Sunday, February 26, 2017

And the Oscar Snark Goes To...

Miscellaneous things said by friends (or me) at our Oscar viewing party:

Did Justin Timberlake just sing "I've got this feeling in my balls?!"

Michael Shannon is not having this dancing stuff.

Cut to Seth Rogen on the "bowel movement" joke.

So, now it's the Academy Award winning Suicide Squad. Huh.

They had to show all 8+ hours of O.J.: Made in America for a week to qualify it for the Oscars. I watched it and liked it, but I can't imagine sitting through it all that way.

Props to Auli'i Cravalho (from Moana) for taking a thwap in the back of the head from a flag waver and still going.

The president of the Academy looks like a glitter truck drove over her and left the tread marks on her dress.

And speaking of the glitter truck, you have to dress that sparkly for anyone to pay attention to you when you're standing next to Chris Evans.

Mom's looking down on you? If you had that hipster soul patch, your Mom looked down on you while she was here.

Viola Davis has raised the bar. You want to win an Oscar, you're going to have to snot your way to it.

We're willing to go watch movies with Charlize Theron so she doesn't have to sit in an empty theater watching them alone.

Hailee Steinfeld's dress kind of looks like tin foil breast pieces over saran wrap.

Jamie Dornan is trying a mountain man beard to avoid looking like a waiter in a white tux.

You don't have to share your Oscar with your wife; you each got one. (How about sharing the microphone with her?)

Garry from Chicago is trying to put the moves on Nicole Kidman right in front of her husband and his fiancée.

Maybe Charlize Theron and Seth Rogen should keep each other company at the movies.

The winner for Film Editing has teeth meant to be in hidden in a dark room all day.

Silence was up for Best Cinematography.

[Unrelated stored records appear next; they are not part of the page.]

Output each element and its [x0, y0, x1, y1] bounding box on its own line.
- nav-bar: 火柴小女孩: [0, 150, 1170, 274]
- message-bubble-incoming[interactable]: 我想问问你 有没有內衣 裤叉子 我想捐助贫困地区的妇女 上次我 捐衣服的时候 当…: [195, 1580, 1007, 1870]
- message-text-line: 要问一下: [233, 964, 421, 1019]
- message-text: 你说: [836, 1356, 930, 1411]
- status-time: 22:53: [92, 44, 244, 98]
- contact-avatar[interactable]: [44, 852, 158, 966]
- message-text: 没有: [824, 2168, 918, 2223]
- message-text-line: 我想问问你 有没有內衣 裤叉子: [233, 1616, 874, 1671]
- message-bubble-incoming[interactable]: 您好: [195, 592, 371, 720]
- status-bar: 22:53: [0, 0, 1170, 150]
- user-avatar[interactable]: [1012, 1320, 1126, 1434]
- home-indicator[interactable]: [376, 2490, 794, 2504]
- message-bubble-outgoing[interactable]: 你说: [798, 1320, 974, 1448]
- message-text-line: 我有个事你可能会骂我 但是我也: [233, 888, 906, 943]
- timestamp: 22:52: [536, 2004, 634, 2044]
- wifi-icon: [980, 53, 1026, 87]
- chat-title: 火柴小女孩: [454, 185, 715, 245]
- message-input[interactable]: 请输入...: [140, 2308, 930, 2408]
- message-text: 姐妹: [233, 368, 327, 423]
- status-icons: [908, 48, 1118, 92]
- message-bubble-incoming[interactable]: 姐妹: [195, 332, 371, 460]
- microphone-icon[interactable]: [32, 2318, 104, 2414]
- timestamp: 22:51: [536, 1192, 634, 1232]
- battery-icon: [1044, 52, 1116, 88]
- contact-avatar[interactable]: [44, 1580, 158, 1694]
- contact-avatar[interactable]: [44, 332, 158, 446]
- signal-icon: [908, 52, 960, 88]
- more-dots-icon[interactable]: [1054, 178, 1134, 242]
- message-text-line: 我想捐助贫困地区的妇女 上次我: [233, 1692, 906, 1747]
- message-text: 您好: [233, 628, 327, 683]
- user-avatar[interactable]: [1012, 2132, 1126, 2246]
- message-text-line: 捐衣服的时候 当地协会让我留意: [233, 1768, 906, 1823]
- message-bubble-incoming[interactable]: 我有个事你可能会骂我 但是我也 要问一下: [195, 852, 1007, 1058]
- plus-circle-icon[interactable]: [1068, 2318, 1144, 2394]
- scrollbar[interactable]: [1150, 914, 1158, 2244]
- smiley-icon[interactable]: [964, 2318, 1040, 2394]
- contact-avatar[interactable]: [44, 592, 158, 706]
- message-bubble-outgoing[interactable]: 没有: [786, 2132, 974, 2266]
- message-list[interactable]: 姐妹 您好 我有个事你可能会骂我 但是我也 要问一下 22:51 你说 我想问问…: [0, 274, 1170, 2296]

I hear it wasn't very good, but apparently you could really see how terrible it was.

Justin Hurwitz's hair seems to be hiding the car radio antenna.

The Memoriam montage seemed much shorter than I would have thought after all the celebrity deaths in 2016.

The Matt Damon trolling is the gift that keeps on giving.

I tell you, these kids today with their clothes and their Oscars.

Ryan Gosling looks like he doesn't understood why they picked that clip of him for the Best Actor presentation.

What the hell did Warren Beatty just do?!

The Oscars end with an M. Night Shyamalan-esque twist!